Grid + PV: Using this system, a total of 619,960 kWh/year of electricity was produced. Due to the inadequate electricity generation from the solar PV system during the winter months, 367,899 kWh/year of electricity, amounting to 59.3% of the required electrical energy, is purchased from the grid. The contribution from the PV system is 252,061 kWh/year of the total electricity requirement, amounting to a 40.7% contribution for the total electricity generation. After the building utilises 562,956 kWh/year of electricity, which is 92.7% of the total production and an excess of 44,399 kWh/year, electricity can be sold to the grid. The annual thermal energy requirement (1,901,000 kWh/year) can be generated by the boiler in this configuration. It was defined that the rated capacity of the PV system is 300 kW with a mean output of 691 kWh/day, a capacity factor of 9.59%, and a total annual production of 252,061 kWh. The minimum output of the PV is 0 kW while the maximum output is 288 kW. The LCOE was estimated at $0.2123/kWh.

Configuration 3:

Grid + PV + CHP: The results show that this system produces a total of 859,463 kWh of electricity per annum. In total, PV contributed 252,061 kWh which is 29.3% of the total energy production. The CHP contributed 438,000 kWh, which amounts to 51% of the energy mix. However, 19.7% of the total energy requirement needs to be purchased from the grid. The AC primary load is 562,958 kWh/year, and 283,902 kWh/year of excess electricity is sold to the grid. The boiler produced the 1,901,000 kWh of the annual thermal energy requirement.

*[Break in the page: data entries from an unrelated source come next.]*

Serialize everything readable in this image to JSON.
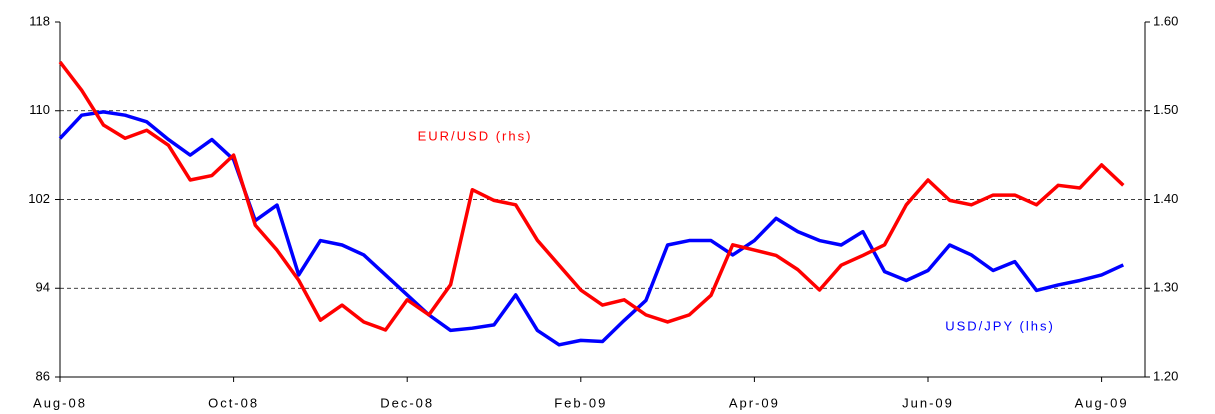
{
  "chart_data": {
    "type": "line",
    "categories": [
      "Aug-08",
      null,
      null,
      null,
      null,
      null,
      null,
      null,
      "Oct-08",
      null,
      null,
      null,
      null,
      null,
      null,
      null,
      "Dec-08",
      null,
      null,
      null,
      null,
      null,
      null,
      null,
      "Feb-09",
      null,
      null,
      null,
      null,
      null,
      null,
      null,
      "Apr-09",
      null,
      null,
      null,
      null,
      null,
      null,
      null,
      "Jun-09",
      null,
      null,
      null,
      null,
      null,
      null,
      null,
      "Aug-09",
      null
    ],
    "series": [
      {
        "name": "USD/JPY (lhs)",
        "color": "#0000ff",
        "axis": "y",
        "values": [
          107.5,
          109.6,
          109.9,
          109.6,
          109.0,
          107.4,
          106.0,
          107.4,
          105.6,
          100.1,
          101.5,
          95.2,
          98.3,
          97.9,
          97.0,
          95.2,
          93.4,
          91.6,
          90.2,
          90.4,
          90.7,
          93.4,
          90.2,
          88.9,
          89.3,
          89.2,
          91.1,
          92.9,
          97.9,
          98.3,
          98.3,
          97.0,
          98.3,
          100.3,
          99.1,
          98.3,
          97.9,
          99.1,
          95.5,
          94.7,
          95.6,
          97.9,
          97.0,
          95.6,
          96.4,
          93.8,
          94.3,
          94.7,
          95.2,
          96.1
        ]
      },
      {
        "name": "EUR/USD (rhs)",
        "color": "#ff0000",
        "axis": "y2",
        "values": [
          1.555,
          1.523,
          1.484,
          1.469,
          1.478,
          1.461,
          1.422,
          1.427,
          1.45,
          1.371,
          1.343,
          1.309,
          1.264,
          1.281,
          1.262,
          1.253,
          1.287,
          1.27,
          1.304,
          1.411,
          1.399,
          1.394,
          1.354,
          1.326,
          1.298,
          1.281,
          1.287,
          1.27,
          1.262,
          1.27,
          1.292,
          1.349,
          1.343,
          1.337,
          1.321,
          1.298,
          1.326,
          1.337,
          1.349,
          1.394,
          1.422,
          1.399,
          1.394,
          1.405,
          1.405,
          1.394,
          1.416,
          1.413,
          1.439,
          1.416
        ]
      }
    ],
    "ylim": [
      86,
      118
    ],
    "yticks": [
      86,
      94,
      102,
      110,
      118
    ],
    "y2lim": [
      1.2,
      1.6
    ],
    "y2ticks": [
      {
        "value": 1.2,
        "label": "1.20"
      },
      {
        "value": 1.3,
        "label": "1.30"
      },
      {
        "value": 1.4,
        "label": "1.40"
      },
      {
        "value": 1.5,
        "label": "1.50"
      },
      {
        "value": 1.6,
        "label": "1.60"
      }
    ],
    "grid": true
  }
}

Table 1. Summary of the LCOE of the three system configurations.

System	LCOE ($/kWh)
Grid + CHP	0.2094
Grid + PV	0.2123
Grid + PV + CHP	0.0503

and

Table 2. Summary of the emissions of the three system configurations.

Pollutant (kg/year)	Grid + CHP	Grid + PV	Grid + PV + CHP
Carbon dioxide	1,146,384	833,874	1,059,292
Carbon monoxide	2190	0	2190
Unburned HCs	96.5	0	96.5
Particulate matter	13.1	0	13.1
Sulphur dioxide	3192	2499	2814
Nitrogen oxides	2470	493	2286

summarise the LCOE and emission of the three system configurations analysed in this study. The configuration with Grid + PV + CHP obtained the lowest LCOE.

Table 3. Comparison of the economics using the different systems.

System	Present Worth ($)	Annual Worth ($)	Return on Investment	Internal Rate of Return	Simple Payback (Year)	Discounted Payback (Year)
Grid + CHP	3,791,553	69,170	27.4	31.3	0.30	0.29
Grid + PV	5,276,000	96,252	15.6	19.4	5.09	4.38
Grid + PV + CHP	10,009,070	182,599	30.1	34.4	2.86	2.60

presents the comparison of the economics of three system configurations.

4. Conclusions

This research evaluates the performance of three design configurations of a hybrid energy generation system to be implemented in an existing building to reduce the levelized cost of electricity (LCOE) and total emissions. The configurations use the national grid, solar photovoltaic (PV), and CHP generator. The analysis was conducted for the dental hospital of University of Dundee, United Kingdom. The annual electrical energy demand is 562,958 kWh and thermal energy demand is 1,190,000 kWh.

The results show that the Grid + PV + CHP system has the lowest LCOE at $0.0503/kWh, with a present worth of $182,599, return of investment (ROI) of 30.1%, a 34.4% internal rate of return (IRR), and a 2.6-year simple payback period. While the Grid + PV configuration generates the lowest emissions, space constraints in urban areas limit its effectiveness. However, using a Grid + PV + CHP system can achieve a 7.5% reduction in GHG emissions over the Grid + CHP system. It is also noted that the Grid + PV + CHP system emissions can be further reduced by operating the CHP with a renewable source with low LCOEs such as biodiesel, hydrogen, or ammonia. This suggests that utilizing renewable energy sources in hybrid energy systems can significantly impact sustainability by reducing global warming, fuel costs, and environmental pollution.